Comment le viaduc de Polcevera a-t-il pu s’effondrer ? Au moins trente personnes sont mortes, mardi 14 août, lors de l’écroulement de ce pont autoroutier situé à Gênes (Italie), selon le ministre de l’Intérieur, Matteo Salvini, qui a évoqué “un désastre inacceptable”.
Pour en savoir plus sur cette structure et mieux comprendre les causes éventuelles de cette catastrophe, franceinfo s’est tourné vers Michel Virlogeux, ingénieur des ponts et chaussées et concepteur, notamment, du célèbre viaduc de Millau (Aveyron), du pont de Normandie et du troisième pont sur le Bosphore, le pont Yavuz Sultan Selim, en Turquie.
Franceinfo : Quelles sont les principales caractéristiques du viaduc de Polcevera ?
Michel Virlogeux : C’est un ouvrage conçu par Riccardo Morandi, qui était un grand ingénieur italien. Il a construit trois ouvrages sur le même modèle : le pont du général Rafael Urdaneta sur le lac de Maracaibo, au Venezuela, qui est le plus important des trois ; le viaduc de Wadi el Kuf, en Libye ; et le viaduc de Polcevera à Gênes, dont on parle aujourd’hui.
Ces trois ouvrages ont une structure très particulière : chaque pylône est formé de plusieurs éléments, un “V” renversé au sommet et un “V” dans le sens normal, qui permettent de soutenir le tablier [la structure sur laquelle passe la route]. Ce qui est notable, c’est que le tablier n’est pas continu : une partie est portée par chaque pylône et ses haubans [les barres ou câbles qui partent des pylônes pour maintenir la structure en place], et entre ces sections, vous avez une travée suspendue.
Quels sont les défauts de cet ouvrage ?
Ce type de structures a l’inconvénient de ne pas être très économique, il consomme beaucoup de matière. Ce n’est pas dans cette direction que les ponts à haubans se sont développés. Tout le monde, y compris moi, a plutôt suivi les architectes allemands qui ont développé ce type de structures dans les années 1950, qui se sont imposées comme des modèles.

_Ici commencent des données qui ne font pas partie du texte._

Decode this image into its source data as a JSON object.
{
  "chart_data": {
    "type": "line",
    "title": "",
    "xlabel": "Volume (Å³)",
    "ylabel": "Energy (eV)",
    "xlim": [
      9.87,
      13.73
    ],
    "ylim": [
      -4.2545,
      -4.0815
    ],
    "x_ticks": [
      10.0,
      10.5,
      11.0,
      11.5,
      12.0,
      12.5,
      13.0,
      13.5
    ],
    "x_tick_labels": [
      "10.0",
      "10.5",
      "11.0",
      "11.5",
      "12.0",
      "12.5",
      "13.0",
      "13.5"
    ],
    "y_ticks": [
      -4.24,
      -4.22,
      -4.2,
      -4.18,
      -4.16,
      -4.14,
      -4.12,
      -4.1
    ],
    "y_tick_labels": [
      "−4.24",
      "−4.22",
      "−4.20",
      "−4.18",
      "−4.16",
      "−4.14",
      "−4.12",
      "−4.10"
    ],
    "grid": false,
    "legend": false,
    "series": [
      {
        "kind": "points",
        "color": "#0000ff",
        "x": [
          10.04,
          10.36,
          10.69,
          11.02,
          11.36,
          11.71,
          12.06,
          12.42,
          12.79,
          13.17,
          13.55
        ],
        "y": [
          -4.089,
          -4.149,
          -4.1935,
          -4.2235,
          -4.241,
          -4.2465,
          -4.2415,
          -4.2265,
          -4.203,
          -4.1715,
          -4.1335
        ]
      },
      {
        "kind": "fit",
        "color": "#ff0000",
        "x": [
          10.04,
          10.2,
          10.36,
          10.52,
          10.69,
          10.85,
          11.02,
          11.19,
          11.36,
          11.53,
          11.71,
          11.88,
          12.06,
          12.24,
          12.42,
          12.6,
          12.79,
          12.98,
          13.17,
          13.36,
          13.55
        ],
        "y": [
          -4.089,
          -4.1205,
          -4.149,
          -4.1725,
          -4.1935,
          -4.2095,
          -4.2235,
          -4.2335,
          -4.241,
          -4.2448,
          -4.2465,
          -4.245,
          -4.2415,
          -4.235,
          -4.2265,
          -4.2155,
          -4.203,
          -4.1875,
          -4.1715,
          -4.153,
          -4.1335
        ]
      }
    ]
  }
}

J’ai entendu que d’importants travaux de rénovation avaient eu lieu sur le viaduc de Gênes, mais j’en ignore la nature. Cela dit, ce pont avait 50 ans, et il n’est pas anormal qu’il y ait des travaux de réparation au bout de cette période. Aujourd’hui, les grands ponts comme celui de Normandie ou le viaduc de Millau sont équipés de dispositifs de monitoring, et sont surveillés de manière permanente. Des interventions ont lieu lorsque certaines choses ne fonctionnent pas comme prévu.
Avez-vous une hypothèse sur les causes de cet effondrement ? Certains témoignages font état d’un orage et d’un éclair qui aurait frappé le pont.

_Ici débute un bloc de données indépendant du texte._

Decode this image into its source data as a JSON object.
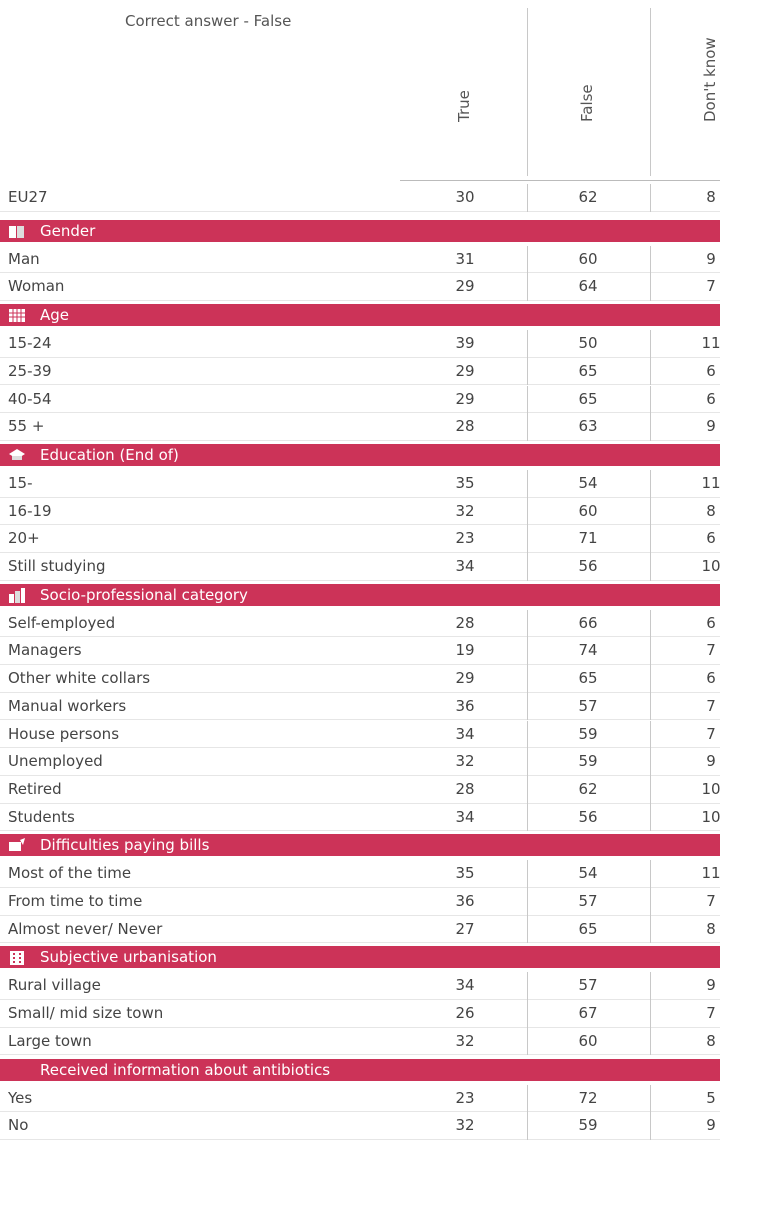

J’ignore dans quel ordre la structure s’est effondrée : si je le savais, je pourrais connaître la cause précise de l’effondrement.

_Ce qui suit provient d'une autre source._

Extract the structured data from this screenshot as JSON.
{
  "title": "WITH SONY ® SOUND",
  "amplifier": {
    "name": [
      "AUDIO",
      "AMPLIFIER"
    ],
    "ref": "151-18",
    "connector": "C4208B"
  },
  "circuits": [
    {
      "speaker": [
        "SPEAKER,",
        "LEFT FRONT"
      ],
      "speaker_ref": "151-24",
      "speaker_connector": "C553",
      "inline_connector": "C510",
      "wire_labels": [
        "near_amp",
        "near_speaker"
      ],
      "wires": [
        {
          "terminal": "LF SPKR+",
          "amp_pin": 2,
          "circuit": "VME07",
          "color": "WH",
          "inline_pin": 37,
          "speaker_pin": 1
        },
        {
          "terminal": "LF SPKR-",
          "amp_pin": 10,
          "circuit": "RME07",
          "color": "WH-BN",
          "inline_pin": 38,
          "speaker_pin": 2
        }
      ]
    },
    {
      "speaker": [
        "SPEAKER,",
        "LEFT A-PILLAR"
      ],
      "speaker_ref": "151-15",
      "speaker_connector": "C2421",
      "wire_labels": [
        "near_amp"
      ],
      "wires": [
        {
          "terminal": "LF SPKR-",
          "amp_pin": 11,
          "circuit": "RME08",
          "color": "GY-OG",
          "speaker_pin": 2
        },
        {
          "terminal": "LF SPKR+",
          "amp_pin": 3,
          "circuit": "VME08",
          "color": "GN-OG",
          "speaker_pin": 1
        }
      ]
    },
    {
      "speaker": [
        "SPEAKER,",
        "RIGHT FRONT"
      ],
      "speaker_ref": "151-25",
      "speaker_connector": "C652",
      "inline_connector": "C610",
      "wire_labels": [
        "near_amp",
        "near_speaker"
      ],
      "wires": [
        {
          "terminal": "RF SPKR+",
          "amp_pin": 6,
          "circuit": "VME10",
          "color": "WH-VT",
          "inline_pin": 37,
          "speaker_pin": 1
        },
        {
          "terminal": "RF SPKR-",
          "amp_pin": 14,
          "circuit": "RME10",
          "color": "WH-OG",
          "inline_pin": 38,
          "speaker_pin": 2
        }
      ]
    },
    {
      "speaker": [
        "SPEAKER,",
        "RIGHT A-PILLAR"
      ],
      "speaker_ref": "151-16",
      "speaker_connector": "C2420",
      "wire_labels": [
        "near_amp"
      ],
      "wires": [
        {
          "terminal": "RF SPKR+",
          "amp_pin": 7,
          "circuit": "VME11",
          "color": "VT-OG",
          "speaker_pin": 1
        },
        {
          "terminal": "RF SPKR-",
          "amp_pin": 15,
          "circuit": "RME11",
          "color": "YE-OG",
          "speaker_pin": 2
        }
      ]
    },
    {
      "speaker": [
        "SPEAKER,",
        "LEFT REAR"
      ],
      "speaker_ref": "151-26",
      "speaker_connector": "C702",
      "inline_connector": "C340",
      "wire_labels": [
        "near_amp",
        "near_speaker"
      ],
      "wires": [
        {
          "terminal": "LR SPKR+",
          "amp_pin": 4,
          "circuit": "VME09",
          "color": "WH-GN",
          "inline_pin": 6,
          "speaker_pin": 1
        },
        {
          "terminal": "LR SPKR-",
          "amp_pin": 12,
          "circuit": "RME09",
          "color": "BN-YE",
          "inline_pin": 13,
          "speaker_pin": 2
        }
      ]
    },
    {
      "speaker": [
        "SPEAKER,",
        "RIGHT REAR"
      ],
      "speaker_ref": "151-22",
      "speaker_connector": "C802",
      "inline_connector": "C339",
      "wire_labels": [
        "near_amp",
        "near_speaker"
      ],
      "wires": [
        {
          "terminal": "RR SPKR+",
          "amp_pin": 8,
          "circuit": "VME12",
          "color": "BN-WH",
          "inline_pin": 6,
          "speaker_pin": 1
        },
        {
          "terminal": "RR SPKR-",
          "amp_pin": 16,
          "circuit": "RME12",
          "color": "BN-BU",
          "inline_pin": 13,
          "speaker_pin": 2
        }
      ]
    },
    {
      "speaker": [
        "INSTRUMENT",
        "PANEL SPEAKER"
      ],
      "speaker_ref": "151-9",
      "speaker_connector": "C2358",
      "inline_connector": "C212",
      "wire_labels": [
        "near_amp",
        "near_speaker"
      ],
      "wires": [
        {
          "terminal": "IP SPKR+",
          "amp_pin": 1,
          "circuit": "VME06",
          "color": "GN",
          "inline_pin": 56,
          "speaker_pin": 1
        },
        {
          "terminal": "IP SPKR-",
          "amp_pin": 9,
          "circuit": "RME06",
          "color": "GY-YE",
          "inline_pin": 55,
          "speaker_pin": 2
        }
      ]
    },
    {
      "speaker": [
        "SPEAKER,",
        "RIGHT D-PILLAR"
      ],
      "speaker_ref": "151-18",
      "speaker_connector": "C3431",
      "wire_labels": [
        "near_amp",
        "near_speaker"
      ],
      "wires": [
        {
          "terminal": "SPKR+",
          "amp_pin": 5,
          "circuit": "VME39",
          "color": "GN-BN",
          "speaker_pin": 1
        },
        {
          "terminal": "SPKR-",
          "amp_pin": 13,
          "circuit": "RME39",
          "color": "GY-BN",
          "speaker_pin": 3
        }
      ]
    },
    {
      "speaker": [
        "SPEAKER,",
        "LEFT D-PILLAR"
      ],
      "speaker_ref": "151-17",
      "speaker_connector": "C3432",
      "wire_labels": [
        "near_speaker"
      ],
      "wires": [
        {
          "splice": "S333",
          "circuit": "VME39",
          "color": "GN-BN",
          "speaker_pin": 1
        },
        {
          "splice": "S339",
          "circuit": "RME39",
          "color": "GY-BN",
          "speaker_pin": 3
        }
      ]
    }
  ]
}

Concernant l’hypothèse de la foudre, je suis un peu sceptique. Il y aura sans doute une expertise, et il faudra examiner le sommet du pylône pour voir si la foudre aurait pu provoquer un désordre majeur, mais j’ai plutôt tendance à penser à un problème de vieillissement et de corrosion. Cette corrosion pourrait avoir touché les haubans ou les armatures au niveau où sont situées les fameuses parties suspendues du tablier. De manière générale, en cas d’accident, on inspecte d’abord l’état du béton utilisé.